Associer le concept de projection aérienne à des événements de la Première Guerre mondiale est bien entendu un anachronisme. Le terme de projection est en effet entré dans le vocabulaire militaire français à la fin des années 1980 et a été consacré comme concept par le Livre blanc de 1994. Le succès de ce mot correspond à une période post-guerre froide où les armées occidentales interviennent plus fréquemment à l’étranger, et, en ce qui concerne les armées françaises, hors de leur zone d’influence. La définition actuelle du CICDE (Centre interarmées de concepts, doctrines et expérimentations) est : « Acheminement par voie aérienne, maritime ou terrestre d’une force militaire loin de son lieu habituel de stationnement
. » Une formule assez neutre, qui ne rend pas compte du champ lexical associé à la projection, et plus spécifiquement au concept de projection aérienne. En France, le mot est au départ un emprunt au vocabulaire militaire américain. Le mot « projection » est utilisé au sein des documents du Department of Defense pour mesurer la capacité de déploiement et d’intervention de l’ensemble de l’outil militaire américain.

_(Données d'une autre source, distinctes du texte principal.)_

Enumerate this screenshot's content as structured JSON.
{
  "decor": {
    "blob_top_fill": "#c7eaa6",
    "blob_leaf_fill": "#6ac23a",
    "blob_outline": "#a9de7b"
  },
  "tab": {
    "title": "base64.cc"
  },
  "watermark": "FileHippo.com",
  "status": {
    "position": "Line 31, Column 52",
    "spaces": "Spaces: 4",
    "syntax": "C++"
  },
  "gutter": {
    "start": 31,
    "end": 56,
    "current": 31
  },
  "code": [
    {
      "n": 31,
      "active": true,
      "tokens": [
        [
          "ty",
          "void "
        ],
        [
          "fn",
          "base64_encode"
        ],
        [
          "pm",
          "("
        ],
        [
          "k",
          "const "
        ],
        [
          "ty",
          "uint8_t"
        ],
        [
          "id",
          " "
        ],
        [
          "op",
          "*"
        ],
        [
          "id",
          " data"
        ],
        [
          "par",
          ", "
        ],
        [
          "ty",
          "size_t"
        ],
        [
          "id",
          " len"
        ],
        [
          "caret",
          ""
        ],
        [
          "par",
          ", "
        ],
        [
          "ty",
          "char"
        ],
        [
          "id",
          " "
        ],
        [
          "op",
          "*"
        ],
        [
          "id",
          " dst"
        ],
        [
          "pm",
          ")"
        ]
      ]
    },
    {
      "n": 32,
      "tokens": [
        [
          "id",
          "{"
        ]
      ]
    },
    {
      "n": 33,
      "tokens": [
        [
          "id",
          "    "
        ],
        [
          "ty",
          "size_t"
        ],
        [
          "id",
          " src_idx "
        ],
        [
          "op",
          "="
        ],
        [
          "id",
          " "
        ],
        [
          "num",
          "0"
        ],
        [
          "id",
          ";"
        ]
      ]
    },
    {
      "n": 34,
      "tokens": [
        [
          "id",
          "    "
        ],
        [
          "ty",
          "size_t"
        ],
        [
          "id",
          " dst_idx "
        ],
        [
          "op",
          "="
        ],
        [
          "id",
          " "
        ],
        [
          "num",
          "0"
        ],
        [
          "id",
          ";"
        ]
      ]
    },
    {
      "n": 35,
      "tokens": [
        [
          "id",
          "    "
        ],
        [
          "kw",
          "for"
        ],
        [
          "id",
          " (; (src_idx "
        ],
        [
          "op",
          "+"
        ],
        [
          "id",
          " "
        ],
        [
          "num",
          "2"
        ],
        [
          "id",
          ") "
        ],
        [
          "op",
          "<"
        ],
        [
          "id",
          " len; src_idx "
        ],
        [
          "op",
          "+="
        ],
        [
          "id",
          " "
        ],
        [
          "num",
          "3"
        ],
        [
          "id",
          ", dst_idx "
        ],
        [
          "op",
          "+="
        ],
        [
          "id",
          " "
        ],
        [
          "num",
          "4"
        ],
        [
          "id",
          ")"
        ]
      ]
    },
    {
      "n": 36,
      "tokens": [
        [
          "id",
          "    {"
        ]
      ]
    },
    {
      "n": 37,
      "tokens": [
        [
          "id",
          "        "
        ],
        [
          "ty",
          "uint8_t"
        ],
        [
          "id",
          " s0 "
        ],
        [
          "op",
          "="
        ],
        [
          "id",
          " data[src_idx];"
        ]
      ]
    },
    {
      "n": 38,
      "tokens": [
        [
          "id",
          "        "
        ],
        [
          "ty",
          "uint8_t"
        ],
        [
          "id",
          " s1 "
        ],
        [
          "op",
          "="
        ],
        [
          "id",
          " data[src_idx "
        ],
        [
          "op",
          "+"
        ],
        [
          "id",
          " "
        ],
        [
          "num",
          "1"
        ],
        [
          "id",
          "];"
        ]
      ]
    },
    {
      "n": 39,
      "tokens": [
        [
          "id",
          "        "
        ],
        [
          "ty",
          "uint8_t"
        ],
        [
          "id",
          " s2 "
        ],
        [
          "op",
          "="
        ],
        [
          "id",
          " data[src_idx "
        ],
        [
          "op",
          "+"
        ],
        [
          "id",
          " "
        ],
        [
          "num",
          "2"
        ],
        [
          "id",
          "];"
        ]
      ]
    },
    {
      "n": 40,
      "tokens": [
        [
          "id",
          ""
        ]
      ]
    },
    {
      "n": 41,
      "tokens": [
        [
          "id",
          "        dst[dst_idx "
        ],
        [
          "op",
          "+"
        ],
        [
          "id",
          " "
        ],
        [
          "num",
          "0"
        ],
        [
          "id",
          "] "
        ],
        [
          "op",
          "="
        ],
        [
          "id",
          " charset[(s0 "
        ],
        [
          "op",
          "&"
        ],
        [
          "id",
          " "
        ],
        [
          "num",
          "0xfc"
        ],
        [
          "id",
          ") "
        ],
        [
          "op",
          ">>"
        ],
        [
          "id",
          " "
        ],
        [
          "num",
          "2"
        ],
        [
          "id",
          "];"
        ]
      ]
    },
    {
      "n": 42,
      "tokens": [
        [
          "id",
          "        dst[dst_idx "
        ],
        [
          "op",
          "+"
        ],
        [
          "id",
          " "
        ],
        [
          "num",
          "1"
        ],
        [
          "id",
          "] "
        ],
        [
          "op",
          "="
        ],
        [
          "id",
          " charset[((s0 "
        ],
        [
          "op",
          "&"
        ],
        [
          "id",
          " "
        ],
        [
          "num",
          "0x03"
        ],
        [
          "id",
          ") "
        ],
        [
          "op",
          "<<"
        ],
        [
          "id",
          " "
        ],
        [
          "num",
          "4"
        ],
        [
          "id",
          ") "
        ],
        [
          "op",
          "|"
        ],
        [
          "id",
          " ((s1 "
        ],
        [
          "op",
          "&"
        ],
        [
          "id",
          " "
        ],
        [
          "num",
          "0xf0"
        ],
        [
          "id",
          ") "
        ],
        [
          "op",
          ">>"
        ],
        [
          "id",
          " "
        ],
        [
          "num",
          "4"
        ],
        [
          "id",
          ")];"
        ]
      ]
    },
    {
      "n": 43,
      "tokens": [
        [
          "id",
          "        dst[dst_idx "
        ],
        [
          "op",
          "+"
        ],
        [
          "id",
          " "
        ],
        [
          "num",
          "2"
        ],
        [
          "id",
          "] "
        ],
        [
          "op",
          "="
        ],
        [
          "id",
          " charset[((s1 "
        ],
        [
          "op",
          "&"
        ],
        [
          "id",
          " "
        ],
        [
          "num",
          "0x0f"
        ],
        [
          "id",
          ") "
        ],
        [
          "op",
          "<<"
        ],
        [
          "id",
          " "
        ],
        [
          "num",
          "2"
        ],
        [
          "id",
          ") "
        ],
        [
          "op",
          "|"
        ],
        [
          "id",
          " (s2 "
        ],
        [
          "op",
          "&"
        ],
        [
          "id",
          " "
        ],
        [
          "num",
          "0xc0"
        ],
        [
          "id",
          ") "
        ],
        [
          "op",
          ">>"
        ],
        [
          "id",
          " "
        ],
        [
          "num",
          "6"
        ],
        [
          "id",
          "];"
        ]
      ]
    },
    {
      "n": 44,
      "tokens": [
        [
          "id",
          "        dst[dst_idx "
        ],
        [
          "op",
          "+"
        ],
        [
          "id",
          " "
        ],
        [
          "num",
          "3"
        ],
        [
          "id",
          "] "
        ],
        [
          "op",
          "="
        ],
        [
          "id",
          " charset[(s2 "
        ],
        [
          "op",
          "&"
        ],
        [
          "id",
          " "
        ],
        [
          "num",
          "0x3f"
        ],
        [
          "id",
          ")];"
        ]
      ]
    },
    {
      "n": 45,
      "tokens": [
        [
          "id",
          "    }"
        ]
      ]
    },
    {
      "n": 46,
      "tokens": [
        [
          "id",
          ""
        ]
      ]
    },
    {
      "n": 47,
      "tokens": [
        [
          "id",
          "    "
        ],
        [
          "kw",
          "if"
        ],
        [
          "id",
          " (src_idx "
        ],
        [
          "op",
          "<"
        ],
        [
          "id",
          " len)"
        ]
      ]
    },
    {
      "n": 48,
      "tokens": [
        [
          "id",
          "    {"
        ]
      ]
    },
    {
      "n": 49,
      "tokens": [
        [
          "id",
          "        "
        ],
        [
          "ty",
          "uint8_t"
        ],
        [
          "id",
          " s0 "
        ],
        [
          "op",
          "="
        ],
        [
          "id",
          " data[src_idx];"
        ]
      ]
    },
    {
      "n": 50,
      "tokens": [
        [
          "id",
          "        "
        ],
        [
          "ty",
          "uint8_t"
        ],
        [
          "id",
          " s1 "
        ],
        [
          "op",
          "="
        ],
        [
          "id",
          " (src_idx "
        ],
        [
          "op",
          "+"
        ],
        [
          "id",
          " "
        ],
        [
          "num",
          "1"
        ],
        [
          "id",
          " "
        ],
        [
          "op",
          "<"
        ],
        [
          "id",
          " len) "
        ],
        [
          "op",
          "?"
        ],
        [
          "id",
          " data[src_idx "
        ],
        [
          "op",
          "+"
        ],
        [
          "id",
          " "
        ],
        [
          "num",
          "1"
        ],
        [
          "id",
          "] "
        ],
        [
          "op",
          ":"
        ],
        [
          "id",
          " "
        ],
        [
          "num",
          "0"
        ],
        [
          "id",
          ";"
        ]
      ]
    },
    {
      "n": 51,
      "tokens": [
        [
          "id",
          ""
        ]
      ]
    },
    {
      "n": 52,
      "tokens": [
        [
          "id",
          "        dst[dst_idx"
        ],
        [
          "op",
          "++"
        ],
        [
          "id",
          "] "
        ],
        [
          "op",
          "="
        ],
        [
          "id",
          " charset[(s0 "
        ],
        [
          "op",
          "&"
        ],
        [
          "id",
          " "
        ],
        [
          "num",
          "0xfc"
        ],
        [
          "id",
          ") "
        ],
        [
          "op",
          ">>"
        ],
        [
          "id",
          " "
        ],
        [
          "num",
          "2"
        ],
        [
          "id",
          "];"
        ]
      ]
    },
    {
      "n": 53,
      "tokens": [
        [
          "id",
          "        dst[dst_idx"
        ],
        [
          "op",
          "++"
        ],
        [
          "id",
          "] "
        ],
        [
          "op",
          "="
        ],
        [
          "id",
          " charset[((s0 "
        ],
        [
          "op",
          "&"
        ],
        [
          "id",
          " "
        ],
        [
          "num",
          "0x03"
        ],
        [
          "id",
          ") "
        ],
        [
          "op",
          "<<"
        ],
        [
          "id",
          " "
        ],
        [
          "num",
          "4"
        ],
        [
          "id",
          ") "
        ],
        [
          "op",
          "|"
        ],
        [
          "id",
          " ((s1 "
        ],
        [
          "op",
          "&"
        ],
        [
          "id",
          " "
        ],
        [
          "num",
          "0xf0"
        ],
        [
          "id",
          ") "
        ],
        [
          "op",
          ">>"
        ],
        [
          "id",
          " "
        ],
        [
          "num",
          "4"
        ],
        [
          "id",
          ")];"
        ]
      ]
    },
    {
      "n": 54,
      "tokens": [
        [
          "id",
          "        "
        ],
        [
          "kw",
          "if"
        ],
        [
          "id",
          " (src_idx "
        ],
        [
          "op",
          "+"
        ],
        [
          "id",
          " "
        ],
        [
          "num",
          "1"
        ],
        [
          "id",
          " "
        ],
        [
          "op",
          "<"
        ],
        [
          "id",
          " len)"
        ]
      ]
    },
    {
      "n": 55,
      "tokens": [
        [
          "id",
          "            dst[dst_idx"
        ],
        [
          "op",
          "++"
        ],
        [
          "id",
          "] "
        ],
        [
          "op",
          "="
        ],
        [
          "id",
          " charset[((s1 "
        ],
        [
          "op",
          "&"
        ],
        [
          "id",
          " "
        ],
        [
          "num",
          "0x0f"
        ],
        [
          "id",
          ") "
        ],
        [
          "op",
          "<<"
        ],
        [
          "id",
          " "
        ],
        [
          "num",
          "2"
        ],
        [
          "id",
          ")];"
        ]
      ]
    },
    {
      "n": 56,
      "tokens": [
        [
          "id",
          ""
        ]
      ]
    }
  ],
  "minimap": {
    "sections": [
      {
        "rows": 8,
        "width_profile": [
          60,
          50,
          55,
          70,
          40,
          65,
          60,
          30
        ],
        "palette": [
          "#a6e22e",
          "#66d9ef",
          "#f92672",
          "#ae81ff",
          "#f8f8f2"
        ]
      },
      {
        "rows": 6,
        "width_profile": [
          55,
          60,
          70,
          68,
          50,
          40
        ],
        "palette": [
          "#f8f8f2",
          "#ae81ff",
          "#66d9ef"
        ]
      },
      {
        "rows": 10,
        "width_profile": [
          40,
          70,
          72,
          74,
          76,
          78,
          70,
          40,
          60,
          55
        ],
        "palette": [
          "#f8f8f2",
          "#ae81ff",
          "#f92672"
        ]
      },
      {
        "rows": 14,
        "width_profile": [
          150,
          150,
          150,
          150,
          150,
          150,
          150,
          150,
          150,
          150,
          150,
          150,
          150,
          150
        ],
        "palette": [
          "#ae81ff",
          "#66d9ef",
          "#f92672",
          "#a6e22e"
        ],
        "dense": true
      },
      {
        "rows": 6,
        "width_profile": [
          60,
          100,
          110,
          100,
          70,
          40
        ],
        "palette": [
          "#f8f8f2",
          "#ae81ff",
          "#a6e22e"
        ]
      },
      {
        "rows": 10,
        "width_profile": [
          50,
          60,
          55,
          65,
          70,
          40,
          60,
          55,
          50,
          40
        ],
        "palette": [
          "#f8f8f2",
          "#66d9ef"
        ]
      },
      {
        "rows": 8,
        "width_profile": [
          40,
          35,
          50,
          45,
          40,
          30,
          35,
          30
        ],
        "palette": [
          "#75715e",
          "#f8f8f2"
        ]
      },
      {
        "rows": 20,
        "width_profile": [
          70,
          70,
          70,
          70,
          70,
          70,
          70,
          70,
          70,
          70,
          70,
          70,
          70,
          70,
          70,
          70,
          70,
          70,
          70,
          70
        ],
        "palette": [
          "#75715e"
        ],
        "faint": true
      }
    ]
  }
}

Les critères quantitatifs forgés pour mesurer la projection sont dès lors les capacités d’emport (hommes et matériel) en fonction de deux variables : la distance (souvent des milliers de km) et le temps de déploiement (de quelques heures à quelques semaines).
La projection par la voie aérienne est plus particulièrement associée au critère de rapidité : l’intervention aérienne est présentée comme un outil militaire permettant d’agir rapidement loin du territoire national pour prévenir une menace ou gérer une crise avant que celle-ci ne prenne des proportions plus importantes…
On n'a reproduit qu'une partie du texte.